CVE Vulnerabilities

CVE-2024-20253

Deserialization of Untrusted Data

Published: Jan 26, 2024 | Modified: Nov 21, 2024
CVSS 3.x
10
CRITICAL
Source:
NVD
CVSS:3.1/AV:N/AC:L/PR:N/UI:N/S:C/C:H/I:H/A:H
CVSS 2.x
RedHat/V2
RedHat/V3
Ubuntu

A vulnerability in multiple Cisco Unified Communications and Contact Center Solutions products could allow an unauthenticated, remote attacker to execute arbitrary code on an affected device. This vulnerability is due to the improper processing of user-provided data that is being read into memory. An attacker could exploit this vulnerability by sending a crafted message to a listening port of an affected device. A successful exploit could allow the attacker to execute arbitrary commands on the underlying operating system with the privileges of the web services user. With access to the underlying operating system, the attacker could also establish root access on the affected device.

Weakness

The product deserializes untrusted data without sufficiently verifying that the resulting data will be valid.

Affected Software

Name Vendor Start Version End Version
Unified_communications_manager Cisco * 12.5(1)su8 (excluding)
Unified_communications_manager Cisco 14.0 (including) 14su3 (excluding)

Extended Description

It is often convenient to serialize objects for communication or to save them for later use.

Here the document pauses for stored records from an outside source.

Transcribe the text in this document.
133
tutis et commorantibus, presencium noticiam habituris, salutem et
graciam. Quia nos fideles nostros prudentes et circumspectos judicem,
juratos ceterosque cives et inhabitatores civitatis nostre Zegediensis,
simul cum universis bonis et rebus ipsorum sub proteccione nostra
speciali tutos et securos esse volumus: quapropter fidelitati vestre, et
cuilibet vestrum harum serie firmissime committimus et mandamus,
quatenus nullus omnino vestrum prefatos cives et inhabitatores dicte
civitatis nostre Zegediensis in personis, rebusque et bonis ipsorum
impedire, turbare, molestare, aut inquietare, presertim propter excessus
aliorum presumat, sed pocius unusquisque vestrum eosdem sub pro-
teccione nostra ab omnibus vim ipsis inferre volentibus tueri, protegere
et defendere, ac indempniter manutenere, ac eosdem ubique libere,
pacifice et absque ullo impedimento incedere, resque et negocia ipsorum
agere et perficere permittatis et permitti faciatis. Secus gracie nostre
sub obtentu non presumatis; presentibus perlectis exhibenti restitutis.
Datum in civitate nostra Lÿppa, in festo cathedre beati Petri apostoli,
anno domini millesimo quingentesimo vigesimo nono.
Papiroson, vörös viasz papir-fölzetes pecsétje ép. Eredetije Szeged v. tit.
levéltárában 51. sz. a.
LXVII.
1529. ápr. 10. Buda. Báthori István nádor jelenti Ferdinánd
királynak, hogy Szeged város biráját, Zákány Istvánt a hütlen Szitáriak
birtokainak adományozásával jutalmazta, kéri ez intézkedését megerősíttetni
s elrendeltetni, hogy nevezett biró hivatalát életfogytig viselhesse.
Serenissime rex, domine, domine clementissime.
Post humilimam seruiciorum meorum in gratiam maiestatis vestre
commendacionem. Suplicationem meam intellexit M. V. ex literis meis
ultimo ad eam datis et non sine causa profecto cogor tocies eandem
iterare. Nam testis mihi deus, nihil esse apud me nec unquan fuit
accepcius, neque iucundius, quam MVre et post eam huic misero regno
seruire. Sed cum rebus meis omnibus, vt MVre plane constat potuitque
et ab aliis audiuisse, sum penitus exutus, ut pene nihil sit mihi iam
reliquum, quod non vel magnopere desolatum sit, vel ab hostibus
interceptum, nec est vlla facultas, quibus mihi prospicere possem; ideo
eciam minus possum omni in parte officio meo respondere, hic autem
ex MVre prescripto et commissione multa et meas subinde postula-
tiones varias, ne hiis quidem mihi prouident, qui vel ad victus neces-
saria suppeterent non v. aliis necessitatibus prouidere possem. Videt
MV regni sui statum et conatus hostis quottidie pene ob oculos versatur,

However, deserialized data or code can often be modified without using the provided accessor functions if it does not use cryptography to protect itself. Furthermore, any cryptography would still be client-side security – which is a dangerous security assumption. Data that is untrusted can not be trusted to be well-formed. When developers place no restrictions on “gadget chains,” or series of instances and method invocations that can self-execute during the deserialization process (i.e., before the object is returned to the caller), it is sometimes possible for attackers to leverage them to perform unauthorized actions, like generating a shell.

Potential Mitigations

  • Make fields transient to protect them from deserialization.
  • An attempt to serialize and then deserialize a class containing transient fields will result in NULLs where the transient data should be. This is an excellent way to prevent time, environment-based, or sensitive variables from being carried over and used improperly.